Wednesday, September 3, 2014

OMG This is What Happened When an Anti-Fat Tax Was Introduced as a Test

Joseph J. Thorndike writes at Tax Analysts:
I’m no fan of anti-obesity taxes, whether they target soda, candy bars, or any other junk food. They are regressive and arbitrary, not to mention paternalistic and condescending. Supporters have all sorts of genuine good intentions. But ultimately, these taxes are simply an unfair money grab dressed up as a public health initiative.

Now we have some evidence that they may be ineffective, too. Four experts at Cornell University have shown that taxes on calorie-dense foods might fail to achieve their key goals, including a reduction in calorie intake and improvements in diet quality. (They might still, however, manage to raise some cash.)

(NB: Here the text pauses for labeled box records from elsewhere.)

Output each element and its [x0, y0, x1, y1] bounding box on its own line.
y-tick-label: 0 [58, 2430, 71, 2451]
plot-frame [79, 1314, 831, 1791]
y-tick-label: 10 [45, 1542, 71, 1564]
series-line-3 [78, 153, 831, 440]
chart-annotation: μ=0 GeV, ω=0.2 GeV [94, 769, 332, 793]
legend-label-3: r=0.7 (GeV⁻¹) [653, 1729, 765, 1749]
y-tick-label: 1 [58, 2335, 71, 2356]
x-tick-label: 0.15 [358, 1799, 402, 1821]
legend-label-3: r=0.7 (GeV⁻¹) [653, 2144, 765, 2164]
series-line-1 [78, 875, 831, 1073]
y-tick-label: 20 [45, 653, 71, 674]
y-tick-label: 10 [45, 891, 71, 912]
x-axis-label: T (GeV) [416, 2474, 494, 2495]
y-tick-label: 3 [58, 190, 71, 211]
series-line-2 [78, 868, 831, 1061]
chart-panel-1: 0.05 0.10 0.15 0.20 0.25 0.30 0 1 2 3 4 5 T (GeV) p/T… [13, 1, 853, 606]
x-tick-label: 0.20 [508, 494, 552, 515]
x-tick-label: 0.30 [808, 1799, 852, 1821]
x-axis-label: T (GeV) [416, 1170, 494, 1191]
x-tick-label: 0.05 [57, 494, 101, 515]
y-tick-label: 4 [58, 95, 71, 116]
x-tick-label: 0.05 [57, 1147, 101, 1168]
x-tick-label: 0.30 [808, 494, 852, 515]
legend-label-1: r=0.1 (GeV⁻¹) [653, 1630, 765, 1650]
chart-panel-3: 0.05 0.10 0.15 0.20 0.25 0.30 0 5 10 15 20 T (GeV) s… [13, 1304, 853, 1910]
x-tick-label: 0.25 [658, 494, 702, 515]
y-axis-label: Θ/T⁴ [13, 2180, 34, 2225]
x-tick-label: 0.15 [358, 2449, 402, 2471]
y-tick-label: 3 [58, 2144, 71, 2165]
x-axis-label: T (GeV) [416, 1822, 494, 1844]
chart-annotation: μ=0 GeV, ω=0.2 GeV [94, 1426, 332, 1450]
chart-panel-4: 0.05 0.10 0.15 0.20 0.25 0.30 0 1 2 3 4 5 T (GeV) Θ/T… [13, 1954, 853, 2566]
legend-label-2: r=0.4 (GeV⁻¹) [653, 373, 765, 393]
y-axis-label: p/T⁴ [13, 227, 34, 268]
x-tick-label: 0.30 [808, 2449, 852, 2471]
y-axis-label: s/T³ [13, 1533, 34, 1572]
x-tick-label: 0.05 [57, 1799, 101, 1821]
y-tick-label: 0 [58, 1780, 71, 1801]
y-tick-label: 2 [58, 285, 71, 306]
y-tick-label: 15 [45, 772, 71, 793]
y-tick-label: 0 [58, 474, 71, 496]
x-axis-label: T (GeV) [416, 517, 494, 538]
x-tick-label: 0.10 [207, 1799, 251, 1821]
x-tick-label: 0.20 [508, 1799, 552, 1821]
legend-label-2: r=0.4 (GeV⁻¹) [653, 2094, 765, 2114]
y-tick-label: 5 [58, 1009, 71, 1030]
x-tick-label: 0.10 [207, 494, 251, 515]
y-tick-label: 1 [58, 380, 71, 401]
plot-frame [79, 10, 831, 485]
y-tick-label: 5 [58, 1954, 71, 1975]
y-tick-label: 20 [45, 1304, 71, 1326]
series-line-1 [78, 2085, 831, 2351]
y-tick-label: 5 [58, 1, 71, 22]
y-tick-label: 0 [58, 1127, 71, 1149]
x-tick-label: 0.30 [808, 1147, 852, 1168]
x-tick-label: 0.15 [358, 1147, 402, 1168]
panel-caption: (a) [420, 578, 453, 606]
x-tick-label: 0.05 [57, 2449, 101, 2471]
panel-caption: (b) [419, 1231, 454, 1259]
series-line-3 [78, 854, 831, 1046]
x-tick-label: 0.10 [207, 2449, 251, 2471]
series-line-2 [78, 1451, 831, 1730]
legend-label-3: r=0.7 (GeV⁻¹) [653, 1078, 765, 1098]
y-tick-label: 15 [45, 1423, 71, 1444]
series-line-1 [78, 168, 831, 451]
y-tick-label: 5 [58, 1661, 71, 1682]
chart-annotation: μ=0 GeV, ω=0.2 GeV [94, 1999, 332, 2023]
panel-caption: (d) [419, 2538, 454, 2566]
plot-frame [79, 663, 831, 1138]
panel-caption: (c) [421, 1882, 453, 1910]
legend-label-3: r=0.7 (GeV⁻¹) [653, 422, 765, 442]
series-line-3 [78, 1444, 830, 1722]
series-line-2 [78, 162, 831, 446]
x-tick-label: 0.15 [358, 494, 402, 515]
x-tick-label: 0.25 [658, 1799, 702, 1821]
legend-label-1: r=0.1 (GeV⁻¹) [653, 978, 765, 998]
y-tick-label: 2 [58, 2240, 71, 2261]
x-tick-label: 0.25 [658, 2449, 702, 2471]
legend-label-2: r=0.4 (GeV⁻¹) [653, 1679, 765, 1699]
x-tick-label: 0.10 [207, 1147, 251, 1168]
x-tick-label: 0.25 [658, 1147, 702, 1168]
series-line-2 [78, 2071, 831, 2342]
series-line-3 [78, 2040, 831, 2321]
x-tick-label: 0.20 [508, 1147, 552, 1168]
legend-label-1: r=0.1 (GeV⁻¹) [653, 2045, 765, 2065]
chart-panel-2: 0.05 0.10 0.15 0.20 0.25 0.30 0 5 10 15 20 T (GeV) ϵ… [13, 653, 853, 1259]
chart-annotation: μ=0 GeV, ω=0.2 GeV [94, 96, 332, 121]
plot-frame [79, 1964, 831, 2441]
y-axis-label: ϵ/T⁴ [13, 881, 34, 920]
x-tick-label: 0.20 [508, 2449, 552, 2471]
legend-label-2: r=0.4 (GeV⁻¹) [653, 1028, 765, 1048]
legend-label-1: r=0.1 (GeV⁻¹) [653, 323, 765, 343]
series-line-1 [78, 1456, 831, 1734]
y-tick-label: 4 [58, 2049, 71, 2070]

In an effort to assess whether anti-fat taxes can actually do their job, the authors conducted a controlled field experiment in three grocery stories, introducing a 10 percent tax on sugar-sweetened beverages. If you’re interested in the details, by all means take a look. Ultimately, however, their observations were not encouraging for fans of anti-obesity taxes (at least as they are usually conceived).

Two problems emerged in the study. First, while the tax did curb purchases of calorie-dense drinks initially, consumers eventually went back to their old habits; the authors found no significant reduction in soft drink purchases at the three-month or six-month mark. Second, the authors found that some people who scaled back their sugary soda actually ramped up their beer drinking.

“Taxes on less healthy foods may not succeed in reducing soft drink consumption or in reducing calorie consumption,” the authors concluded. “Of greater concern is that such a tax may encourage an increased consumption of alcohol among some households.”